Types

• The first and most common type of gene transfer is called vertical gene transfer. This is the process of transferring DNA and RNA to organisms of the same species. When two organisms mate, their genes are vertically transferred to their spawn, which will have the same general makeup as the parents. Horizontal gene transfer, however, is the process by which genetic material is passed between two different organisms. One example of this is when a bacteria of one type transfers genes that protect it from an antibiotic to another bacteria of a completely different type.
  
  

History

• Vertical gene transfer has been studied for some time now and linked into the evolutionary theories of Darwin and his successors. While the exact term may not always be used, it is even taught to some degree in public schools to kids. Horizontal gene transfer, however, first really started to be researched in the 1950's.
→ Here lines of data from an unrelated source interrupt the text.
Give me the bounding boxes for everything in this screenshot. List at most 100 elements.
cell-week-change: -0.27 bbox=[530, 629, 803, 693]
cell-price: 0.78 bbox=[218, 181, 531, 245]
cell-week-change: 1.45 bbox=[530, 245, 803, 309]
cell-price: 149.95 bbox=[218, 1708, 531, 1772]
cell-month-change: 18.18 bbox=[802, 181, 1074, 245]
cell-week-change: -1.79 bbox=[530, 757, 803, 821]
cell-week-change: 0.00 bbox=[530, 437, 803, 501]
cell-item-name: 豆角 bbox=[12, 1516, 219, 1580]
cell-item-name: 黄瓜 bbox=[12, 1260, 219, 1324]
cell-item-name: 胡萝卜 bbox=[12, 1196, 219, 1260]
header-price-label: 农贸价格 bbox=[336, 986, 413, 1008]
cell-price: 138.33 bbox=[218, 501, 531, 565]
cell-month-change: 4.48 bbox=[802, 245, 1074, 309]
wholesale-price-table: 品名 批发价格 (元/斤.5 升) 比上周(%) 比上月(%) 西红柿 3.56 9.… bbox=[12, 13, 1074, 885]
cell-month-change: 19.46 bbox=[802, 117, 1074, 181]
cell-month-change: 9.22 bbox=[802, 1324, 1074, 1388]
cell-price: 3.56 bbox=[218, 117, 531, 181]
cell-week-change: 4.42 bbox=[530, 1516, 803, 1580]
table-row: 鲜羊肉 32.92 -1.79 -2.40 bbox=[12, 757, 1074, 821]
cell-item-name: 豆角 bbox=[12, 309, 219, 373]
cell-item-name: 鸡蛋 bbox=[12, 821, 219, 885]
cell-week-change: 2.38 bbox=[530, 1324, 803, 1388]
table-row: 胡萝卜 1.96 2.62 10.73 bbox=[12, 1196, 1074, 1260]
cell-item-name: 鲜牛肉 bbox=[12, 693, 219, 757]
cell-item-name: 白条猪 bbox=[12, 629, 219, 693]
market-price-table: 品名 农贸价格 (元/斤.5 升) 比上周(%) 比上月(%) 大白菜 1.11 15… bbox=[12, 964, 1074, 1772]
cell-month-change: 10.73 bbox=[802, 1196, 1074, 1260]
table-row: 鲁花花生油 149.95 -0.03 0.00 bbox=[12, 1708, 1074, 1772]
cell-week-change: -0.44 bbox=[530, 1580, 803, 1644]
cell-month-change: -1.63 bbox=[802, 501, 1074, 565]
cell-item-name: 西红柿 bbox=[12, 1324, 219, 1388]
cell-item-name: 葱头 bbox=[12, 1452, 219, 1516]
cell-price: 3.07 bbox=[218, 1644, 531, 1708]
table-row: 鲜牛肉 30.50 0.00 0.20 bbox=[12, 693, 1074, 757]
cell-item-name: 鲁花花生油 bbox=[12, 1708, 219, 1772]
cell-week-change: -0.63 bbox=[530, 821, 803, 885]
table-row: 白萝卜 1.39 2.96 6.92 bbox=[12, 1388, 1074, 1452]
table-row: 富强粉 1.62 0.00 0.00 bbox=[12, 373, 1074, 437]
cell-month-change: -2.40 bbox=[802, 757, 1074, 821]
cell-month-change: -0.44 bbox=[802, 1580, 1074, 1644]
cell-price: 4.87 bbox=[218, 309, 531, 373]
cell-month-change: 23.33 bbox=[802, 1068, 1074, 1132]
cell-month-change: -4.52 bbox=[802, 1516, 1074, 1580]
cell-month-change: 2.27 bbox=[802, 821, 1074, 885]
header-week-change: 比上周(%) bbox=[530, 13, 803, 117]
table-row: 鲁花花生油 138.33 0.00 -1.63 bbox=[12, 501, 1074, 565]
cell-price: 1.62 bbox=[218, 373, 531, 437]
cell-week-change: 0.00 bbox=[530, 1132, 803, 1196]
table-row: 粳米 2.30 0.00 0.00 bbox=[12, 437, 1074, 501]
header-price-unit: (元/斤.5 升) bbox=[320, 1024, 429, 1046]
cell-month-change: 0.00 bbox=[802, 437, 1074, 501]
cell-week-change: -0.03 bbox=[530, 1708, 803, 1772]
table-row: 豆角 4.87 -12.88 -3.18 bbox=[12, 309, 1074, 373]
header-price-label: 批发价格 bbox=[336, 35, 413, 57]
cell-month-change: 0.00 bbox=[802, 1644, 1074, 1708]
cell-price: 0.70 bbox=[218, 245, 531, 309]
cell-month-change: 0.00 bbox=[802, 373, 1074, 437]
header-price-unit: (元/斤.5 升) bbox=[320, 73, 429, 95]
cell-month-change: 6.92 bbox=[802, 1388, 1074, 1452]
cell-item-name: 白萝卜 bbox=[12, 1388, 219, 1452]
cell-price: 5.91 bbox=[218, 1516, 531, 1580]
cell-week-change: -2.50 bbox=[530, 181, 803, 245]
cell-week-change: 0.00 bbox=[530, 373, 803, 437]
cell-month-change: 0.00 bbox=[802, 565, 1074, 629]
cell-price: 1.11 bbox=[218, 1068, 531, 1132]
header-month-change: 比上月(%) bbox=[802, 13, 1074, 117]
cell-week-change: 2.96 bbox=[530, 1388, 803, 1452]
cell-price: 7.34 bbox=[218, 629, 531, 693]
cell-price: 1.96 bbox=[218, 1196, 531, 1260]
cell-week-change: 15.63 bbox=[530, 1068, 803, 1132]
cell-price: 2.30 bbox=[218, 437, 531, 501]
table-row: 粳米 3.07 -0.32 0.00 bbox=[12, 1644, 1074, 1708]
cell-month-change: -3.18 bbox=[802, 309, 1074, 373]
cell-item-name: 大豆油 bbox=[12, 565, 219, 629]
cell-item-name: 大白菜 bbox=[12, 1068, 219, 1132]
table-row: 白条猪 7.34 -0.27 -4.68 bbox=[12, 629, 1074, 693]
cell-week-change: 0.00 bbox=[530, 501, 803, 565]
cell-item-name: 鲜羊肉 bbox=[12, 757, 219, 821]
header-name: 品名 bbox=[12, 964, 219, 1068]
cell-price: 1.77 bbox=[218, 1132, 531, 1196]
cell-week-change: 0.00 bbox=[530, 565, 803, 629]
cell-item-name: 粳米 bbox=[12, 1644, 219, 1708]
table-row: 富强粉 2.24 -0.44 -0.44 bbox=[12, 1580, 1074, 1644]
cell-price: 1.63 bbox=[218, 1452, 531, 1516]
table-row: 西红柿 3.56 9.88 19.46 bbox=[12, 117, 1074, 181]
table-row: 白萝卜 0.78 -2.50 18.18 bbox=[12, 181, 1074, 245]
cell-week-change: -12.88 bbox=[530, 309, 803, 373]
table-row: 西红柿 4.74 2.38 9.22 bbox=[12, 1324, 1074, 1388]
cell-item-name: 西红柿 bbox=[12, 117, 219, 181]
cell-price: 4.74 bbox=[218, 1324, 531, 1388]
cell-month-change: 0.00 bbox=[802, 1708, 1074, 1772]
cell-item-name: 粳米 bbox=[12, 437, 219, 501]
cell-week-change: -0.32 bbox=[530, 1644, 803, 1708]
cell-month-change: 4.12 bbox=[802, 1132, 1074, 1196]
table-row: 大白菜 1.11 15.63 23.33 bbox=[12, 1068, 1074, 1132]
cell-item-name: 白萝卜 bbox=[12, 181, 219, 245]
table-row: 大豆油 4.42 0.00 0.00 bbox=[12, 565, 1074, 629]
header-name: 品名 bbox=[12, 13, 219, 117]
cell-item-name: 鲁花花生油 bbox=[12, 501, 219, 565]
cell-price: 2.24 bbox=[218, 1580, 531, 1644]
Japanese scientists found that different types of bacteria could transfer genetic material to other types, which explained why different bacteria were all becoming resistant to some antibiotics. It wasn't until 1984 that western scientist Michael Syvanen published a paper detailing the existence and importance of horizontal gene transfer. In 2007, it was noted that this type of gene transfer is important among single celled organisms and those with no cell walls (prokaryotes). It also made genetic engineers worry that certain DNA may taint research in the future because of gene transfer.
  
  

Function

• Both types of gene transfers function in different ways. In vertical gene transfer it's a mix of two parents' genetic material that gets passed on to offspring. In single-celled organisms the genes are split and two separate cells will form, both sharing the same genetic code. Horizontal gene transfer works in a few different ways and occurs on the cellular level. In bacteria it is possible for cells to be altered when foreign genetic materials are introduced. This could happen normally when more than one type of bacteria live near each other, or foreign DNA can be introduced in a lab. Bacteriophage are also known to take genetic material from other bacteria and insert it in their own, which is a process called transduction.
  
  

Benefits

• There are some scientific benefits that can be derived specifically from horizontal gene transfer. It is still in its infancy as far as study and experimentation is concerned, but it is already being used in genetic engineering practices. Horizontal gene transfer allows scientists to implant foreign genetic information into not only bacterial, but many other prokaryotes. They are even able to do so in some multi-celled plants and organisms. Plants, especially, because their chloroplasts are very similar to older bacteria.
  
  

Significance

• The study of gene transfer is very important to the realms of biology, genetics, and evolution. By understanding how genetic material is passed between living things, we can get a better understanding as to how various species has evolved over time. By inserting genes into cells in a laboratory through replication of natural processes, geneticists can begin to understand the workings of bacteria and other organisms and even make discoveries into protecting humans against bacterial diseases.